# Smoked Peanuts



## willkat98

Ever try smoking your own peanuts.  Great stuff.

I buy what are called "raw runners".  Already shelled, but raw peanuts.

throw them in a bowl, mix in a little light olive oil, then add your flavoring.

I have tried: regular chili powder, CP with added jap powder, and added hab powder.  Tried some garlic ones and a few others.

Stir that up so to coat the peanuts, then bring them out to the smoker.

I use a vegatable wok (square metal thingy with holes in it) throw them in there and place in the hot spot of your smoker (I actually need to get something with slightly smaller holes because peanuts will fall out when I) stir occasionally.  They'll start to brown up a bit as they smoke, and a couple little guys will give their life for the greater good (couple will burn before the rest are done).  45min to bit over an hour or so.

Remove from heat.

Try one.

Eewww..  That's a bit soft, and hot.

Wait a little while and try another.  Not bad, alot less soft.

About 15-20 minutes later,  hey get the heck out of my peanuts kids!  slight warmth left, but crunchy as a peanut should be.  And a great level of spice too.

Experiment, they are really good.


----------



## Dutch

Great idea Willkat98. Have you thought about spreading some coarse weave cheesecloth on the bottom of your wok? The weave would be coarse enough to allow the smoke to pass through it but not allow the guys to fall through.


----------



## willkat98

Earl, where would I purchase cheesecloth?  Not kidding, I really don't know


----------



## Dutch

Most supermarkets will have it on the Baking aisle. It comes in a 3 X 4 inch plastic bag.  If that doesn't work out you can get it at a Restaurant supply store.  

Sorry for not getting back to you sooner on this, I've been busy shopping for a new truck. 8)


----------



## grinder

Hardware store, in the paint and finish isle.


----------



## icemn62

Bill, did the cheescloth work out?


----------



## willkat98

I still have not gotten to smoke more.

I've only had the Bandera lit 2 times since my post on 11/05

I like using that because of the easy access with the door.  The WSM doesnt have the capacity to cook meats and peanuts at the same time.
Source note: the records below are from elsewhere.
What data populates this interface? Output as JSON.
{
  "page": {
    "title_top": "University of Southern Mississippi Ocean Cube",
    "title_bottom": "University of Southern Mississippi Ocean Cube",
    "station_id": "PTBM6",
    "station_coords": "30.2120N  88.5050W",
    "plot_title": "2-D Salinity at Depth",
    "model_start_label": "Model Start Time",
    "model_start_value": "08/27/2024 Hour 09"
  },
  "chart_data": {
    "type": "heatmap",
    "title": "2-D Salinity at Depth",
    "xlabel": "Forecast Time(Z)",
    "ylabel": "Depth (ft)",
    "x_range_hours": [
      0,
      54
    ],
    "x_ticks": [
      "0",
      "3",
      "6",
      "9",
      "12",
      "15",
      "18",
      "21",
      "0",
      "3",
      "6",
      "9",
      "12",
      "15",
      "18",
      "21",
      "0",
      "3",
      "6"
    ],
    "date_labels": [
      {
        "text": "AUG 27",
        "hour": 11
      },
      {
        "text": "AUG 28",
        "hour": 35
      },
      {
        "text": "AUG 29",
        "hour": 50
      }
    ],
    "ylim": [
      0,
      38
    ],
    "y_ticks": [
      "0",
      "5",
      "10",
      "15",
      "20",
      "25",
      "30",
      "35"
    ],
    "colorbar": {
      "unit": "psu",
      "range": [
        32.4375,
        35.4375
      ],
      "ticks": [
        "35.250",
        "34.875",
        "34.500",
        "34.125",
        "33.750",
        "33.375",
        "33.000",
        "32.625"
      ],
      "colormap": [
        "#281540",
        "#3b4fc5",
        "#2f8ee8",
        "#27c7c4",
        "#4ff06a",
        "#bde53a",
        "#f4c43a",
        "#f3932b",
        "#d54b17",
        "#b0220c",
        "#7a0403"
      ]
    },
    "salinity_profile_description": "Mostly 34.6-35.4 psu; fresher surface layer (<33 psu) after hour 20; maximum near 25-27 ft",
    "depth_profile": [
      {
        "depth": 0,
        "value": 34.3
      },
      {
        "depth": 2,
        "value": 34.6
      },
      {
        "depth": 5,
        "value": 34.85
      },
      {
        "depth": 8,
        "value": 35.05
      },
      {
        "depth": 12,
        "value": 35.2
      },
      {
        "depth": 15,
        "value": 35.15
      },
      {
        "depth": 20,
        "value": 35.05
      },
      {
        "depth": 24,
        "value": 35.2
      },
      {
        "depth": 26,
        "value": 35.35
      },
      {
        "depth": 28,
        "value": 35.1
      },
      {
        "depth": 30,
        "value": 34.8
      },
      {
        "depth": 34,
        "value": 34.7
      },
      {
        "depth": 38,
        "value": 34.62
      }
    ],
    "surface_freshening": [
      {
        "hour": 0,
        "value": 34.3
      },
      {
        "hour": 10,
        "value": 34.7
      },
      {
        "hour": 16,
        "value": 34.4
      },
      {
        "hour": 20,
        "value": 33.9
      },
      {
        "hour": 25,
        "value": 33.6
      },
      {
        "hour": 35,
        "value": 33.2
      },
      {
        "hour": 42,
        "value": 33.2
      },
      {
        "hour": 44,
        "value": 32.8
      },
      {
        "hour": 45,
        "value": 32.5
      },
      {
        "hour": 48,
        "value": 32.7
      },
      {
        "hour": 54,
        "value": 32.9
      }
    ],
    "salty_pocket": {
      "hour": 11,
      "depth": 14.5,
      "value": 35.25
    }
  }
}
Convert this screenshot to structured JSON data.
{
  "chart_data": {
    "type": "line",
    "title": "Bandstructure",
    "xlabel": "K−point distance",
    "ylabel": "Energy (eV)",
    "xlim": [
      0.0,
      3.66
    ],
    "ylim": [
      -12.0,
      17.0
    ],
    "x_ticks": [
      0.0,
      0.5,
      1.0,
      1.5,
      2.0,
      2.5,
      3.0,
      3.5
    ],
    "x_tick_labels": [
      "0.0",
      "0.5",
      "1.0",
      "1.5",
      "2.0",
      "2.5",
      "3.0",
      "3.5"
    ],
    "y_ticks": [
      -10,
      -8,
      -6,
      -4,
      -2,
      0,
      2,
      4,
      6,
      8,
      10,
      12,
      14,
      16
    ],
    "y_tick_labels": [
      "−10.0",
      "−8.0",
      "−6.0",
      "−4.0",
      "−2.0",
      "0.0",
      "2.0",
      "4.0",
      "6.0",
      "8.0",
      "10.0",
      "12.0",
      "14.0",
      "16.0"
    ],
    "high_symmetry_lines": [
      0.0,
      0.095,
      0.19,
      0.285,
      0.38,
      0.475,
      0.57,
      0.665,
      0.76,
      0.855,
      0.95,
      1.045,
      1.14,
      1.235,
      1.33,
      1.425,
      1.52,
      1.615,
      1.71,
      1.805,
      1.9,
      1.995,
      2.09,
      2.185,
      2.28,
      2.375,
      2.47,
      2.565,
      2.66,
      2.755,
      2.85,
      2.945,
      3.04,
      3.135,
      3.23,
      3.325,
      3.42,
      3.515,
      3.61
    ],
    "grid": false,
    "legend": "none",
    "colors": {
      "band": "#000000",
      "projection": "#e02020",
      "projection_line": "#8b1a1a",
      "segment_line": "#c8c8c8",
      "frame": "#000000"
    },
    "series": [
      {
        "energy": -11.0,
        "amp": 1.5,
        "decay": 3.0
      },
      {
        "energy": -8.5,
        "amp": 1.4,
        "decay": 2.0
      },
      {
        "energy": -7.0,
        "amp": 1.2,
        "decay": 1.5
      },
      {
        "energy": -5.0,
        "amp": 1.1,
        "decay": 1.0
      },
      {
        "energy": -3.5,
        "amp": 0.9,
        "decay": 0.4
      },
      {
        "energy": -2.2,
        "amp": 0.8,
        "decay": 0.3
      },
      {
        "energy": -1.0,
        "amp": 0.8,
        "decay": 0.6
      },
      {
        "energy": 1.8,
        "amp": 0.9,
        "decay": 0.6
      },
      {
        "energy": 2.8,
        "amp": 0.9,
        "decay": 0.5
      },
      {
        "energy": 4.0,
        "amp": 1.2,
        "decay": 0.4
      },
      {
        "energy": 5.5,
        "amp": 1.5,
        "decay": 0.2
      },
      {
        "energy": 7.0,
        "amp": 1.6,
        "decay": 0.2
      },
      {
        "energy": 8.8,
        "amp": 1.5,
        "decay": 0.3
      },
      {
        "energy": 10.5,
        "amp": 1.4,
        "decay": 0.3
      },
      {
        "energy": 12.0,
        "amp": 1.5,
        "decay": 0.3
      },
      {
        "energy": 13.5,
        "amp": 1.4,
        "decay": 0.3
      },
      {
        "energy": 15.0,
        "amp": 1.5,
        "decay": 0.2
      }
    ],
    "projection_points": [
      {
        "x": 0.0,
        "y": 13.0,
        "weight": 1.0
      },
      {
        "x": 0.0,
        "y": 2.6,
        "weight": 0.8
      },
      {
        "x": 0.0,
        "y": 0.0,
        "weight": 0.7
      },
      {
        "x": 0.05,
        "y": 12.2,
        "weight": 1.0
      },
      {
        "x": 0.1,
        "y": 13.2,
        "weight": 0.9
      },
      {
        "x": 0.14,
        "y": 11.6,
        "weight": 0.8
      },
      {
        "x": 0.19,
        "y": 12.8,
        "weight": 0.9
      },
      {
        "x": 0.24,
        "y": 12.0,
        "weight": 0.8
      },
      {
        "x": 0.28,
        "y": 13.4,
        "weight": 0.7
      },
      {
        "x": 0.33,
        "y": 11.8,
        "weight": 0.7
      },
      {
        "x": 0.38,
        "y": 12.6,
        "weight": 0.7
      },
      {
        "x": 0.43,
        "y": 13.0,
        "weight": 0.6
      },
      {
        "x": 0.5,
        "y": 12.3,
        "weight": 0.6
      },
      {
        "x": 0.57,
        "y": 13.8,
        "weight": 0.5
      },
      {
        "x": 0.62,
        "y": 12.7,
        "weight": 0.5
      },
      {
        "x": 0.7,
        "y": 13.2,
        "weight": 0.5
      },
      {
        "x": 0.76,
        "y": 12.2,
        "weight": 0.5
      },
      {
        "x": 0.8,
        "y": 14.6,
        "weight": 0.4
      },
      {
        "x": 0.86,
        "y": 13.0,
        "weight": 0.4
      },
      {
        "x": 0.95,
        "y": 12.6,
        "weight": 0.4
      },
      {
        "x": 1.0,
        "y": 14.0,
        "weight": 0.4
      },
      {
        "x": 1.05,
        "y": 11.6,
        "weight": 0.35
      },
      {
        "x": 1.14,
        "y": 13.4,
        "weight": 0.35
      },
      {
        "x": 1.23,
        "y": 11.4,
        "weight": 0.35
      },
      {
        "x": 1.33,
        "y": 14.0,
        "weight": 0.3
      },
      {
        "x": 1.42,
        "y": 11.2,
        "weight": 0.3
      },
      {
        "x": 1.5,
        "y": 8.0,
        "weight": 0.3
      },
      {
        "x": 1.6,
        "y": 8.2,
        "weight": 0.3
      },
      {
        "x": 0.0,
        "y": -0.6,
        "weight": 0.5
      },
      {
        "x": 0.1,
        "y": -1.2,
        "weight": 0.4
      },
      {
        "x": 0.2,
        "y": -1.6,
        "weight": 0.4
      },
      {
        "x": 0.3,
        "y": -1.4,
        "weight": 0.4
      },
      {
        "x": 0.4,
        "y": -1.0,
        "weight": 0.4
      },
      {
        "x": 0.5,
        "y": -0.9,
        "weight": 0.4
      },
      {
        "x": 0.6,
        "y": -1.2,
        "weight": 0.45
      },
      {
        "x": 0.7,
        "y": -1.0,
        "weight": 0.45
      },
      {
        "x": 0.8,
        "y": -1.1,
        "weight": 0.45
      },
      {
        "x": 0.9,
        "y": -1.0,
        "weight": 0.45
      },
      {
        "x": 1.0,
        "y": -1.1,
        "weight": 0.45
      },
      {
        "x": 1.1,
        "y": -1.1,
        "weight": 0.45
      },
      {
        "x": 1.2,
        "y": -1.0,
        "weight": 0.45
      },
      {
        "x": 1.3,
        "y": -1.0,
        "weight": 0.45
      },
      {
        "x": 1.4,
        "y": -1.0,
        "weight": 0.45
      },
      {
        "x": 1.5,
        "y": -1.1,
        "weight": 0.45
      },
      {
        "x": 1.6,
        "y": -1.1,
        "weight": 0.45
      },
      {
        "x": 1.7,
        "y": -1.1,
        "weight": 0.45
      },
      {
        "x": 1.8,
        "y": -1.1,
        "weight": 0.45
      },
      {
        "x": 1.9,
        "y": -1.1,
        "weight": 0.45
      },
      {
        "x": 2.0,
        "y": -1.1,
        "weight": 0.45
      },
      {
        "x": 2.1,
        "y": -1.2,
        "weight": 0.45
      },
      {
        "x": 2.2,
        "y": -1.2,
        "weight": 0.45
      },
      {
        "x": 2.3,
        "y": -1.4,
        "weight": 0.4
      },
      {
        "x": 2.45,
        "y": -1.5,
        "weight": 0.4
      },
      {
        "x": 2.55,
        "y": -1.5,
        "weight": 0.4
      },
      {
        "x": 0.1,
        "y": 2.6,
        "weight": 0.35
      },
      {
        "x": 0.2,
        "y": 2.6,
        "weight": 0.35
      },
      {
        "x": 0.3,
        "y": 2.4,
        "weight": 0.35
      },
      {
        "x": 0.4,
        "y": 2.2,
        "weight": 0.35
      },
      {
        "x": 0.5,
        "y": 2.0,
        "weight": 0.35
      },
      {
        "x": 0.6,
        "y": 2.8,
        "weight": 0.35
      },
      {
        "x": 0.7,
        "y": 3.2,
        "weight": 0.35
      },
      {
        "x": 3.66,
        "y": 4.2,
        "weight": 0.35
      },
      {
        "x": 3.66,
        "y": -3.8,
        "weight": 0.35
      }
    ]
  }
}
And I took my last 4#'s of raw runners to my smoking buddies this past Memorial Day weekend, but we forgot to do them.  :(


----------



## vulcan75001

Bill
In the bbq isle at wally world..they have throw away aluminum "grill savers"  they are a small mesh sheet that works very well for small items...should work out just fine for your peanuts..

Later
Richard


----------



## willkat98

Thanks Richard.

Of course, I have this "thing" about China-Mart, so I'll have to check around.  

But thanks again for the tip.  I think I saw those at Farm & Fleet couple months back, but it didnt "click" to use them on nuts


----------